Rami Malek pun sebetulnya bukan opsi kesatu untuk memerankan Bohemian Rhapsody karena tadinya komedian Sacha Baron Cohen yang didapuk sebagai pemeran utama pada 2010 sebelum kesudahannya mundur dari proyek.

3. Tidak spektakuler namun tetap pantas tonton

Terlepas dari kontroversi di balik layar dan penceritaan yang serba tanggung, Bohemian Rhapsody tetaplah drama biopik yang pantas tonton, baik buat peminat Queen maupun bukan.

Akting Rami Malek menghidupkan pulang persona Freddie Mercury yang paling berwarna dan gemilang di depan publik tetapi kesepian dan naif dalam kesendiriannya.
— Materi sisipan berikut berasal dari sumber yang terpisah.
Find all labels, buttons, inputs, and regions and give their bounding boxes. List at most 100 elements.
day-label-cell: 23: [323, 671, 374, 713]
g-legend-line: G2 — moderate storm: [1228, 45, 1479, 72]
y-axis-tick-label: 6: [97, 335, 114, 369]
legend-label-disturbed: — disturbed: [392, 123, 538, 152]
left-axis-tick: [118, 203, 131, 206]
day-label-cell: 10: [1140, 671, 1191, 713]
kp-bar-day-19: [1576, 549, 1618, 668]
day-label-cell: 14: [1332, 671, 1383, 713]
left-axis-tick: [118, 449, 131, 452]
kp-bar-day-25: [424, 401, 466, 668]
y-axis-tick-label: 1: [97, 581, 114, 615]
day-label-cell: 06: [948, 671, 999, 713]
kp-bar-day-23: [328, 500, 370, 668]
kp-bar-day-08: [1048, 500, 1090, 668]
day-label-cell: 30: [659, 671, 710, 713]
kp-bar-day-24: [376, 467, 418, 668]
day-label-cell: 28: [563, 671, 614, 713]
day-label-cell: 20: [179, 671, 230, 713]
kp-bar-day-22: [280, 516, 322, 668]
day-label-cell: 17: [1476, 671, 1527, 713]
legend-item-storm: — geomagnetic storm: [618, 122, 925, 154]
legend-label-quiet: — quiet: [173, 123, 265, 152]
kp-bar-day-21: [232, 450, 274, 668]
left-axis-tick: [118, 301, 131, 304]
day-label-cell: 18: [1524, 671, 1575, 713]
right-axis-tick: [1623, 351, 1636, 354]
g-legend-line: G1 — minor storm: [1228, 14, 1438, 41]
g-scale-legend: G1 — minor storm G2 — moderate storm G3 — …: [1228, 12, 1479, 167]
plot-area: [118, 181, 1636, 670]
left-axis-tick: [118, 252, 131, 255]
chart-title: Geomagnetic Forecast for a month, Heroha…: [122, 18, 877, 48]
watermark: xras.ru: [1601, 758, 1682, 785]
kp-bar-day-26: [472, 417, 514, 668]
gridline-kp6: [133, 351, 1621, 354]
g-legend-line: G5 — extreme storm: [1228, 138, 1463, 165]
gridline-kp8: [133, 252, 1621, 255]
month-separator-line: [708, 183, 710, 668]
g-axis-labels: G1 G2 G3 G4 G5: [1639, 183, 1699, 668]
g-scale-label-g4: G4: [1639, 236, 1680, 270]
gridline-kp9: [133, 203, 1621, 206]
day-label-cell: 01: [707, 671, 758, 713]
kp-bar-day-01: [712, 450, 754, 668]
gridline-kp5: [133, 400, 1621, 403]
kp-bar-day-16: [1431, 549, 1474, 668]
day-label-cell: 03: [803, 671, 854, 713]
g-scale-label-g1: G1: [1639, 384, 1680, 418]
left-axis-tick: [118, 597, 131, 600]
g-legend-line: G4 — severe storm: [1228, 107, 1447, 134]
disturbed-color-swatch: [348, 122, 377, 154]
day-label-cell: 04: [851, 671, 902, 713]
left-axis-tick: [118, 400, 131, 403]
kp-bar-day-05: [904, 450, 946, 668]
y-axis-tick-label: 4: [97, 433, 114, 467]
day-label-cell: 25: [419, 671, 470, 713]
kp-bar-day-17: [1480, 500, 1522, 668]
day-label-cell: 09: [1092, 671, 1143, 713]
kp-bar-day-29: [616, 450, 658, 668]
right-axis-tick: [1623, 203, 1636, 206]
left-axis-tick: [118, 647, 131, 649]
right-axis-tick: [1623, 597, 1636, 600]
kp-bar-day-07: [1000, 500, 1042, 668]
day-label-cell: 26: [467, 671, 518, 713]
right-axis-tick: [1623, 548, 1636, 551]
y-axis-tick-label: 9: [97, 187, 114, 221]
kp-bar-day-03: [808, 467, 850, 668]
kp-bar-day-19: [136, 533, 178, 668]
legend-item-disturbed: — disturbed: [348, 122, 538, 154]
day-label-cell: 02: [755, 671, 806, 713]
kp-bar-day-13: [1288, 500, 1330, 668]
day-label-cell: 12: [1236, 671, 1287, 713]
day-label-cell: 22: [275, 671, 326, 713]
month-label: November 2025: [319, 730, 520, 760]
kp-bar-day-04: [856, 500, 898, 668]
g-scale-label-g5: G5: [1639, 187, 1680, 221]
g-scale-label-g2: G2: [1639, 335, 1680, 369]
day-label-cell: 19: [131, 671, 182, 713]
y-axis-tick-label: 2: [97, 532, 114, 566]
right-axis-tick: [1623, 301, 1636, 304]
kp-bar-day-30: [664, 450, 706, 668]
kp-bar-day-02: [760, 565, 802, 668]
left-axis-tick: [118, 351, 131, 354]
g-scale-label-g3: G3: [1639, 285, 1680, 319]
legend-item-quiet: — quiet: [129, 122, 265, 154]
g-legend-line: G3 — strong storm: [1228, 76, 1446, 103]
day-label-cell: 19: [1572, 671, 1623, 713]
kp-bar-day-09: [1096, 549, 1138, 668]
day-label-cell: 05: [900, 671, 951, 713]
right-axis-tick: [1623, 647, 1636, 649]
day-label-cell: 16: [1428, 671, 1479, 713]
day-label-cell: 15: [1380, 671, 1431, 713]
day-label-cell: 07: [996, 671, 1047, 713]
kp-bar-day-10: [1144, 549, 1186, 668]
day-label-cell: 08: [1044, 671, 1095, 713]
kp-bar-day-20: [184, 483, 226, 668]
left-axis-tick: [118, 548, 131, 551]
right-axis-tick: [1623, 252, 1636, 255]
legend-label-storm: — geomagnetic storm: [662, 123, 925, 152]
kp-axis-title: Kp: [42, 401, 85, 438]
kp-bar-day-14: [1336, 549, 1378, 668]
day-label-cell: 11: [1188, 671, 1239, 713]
Jika saja Bohemian Rhapsody ialah film sekaliber Oscar, barangkali Rami dapat menyabet penghargaan aktor terbaik.

Penampilan aktor dan aktris pendukung pun tak kalah apik. Sama laksana lagu-lagu hit Queen yang berjejalan di sepanjang film, peran mereka menciptakan Bohemian Rhapsody gampang dinikmati.

Sejumlah adegan pun dieksekusi dengan cerdas dan memorable, laksana argumen sengit antara Queen dan eksekutif rekaman EMI Ray Foster (diperankan oleh Mike Myers) menghadirkan meta-joke yang dapat kamu lewatkan andai tidak jeli. Dan, pasti saja, adegan reka ulang penampilan legendaris Queen di konser Live Aid yang buat penonton di bioskop (jika tahu lagunya) jadi ikut bernyanyi.

Untuk film ini Dunia Film menyerahkan skor 3/5. Kamu tertarik untuk menguras waktu weekend-mu menonton Bohemian Rhapsody?